That mindset is present even when planning the less sexy segments of our public infrastructure. Unfortunately that's mostly only true for asphalt projects. From Jon, commenting on The Overhead Wire:
the urban ring should really be subway, too bad boston spent all their money on the big dig back when subways were still being built.
this is what gets me, a transit oriented city like boston (nyc, chicago, philly too) has for the most part the same subway system that it had 50-80 years ago. for any new expansion they have to settle for buses when grade separated rail is whats needed. they need to be ambitious now and plan some subway and fight for the federal transit money to pay for it.

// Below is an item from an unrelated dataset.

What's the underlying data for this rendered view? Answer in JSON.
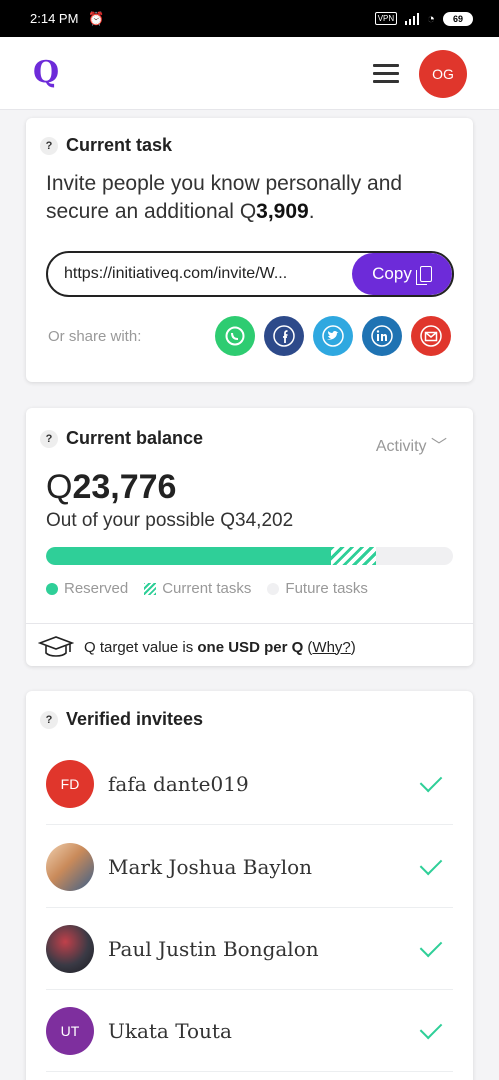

Replace Boston 50-80 years ago with SF 40 years ago and you have the situation as I see it.
To the extent that there is any big-thinking going on here, it's poo-poohed by the inbred pool of political power. The most we seem to get are proposals to push BART to the edges of the state or the world's slowest BRT. Our much-championed Transit Effectiveness Project (TEP) is a "consolidation of service" (Muni's euphemism, not mine) not a plan for a truly effective transportation network. Heaven forbid we move the region or even the densest city outside of Manhattan away from a 1:1 parking ratio.
What if this is stimulus is our chance to make game-changing capital improvements, along the lines of the Market Street tunnel, and we blow it? We'll look like fools, and more than likely do it anyway decades late and for billions more.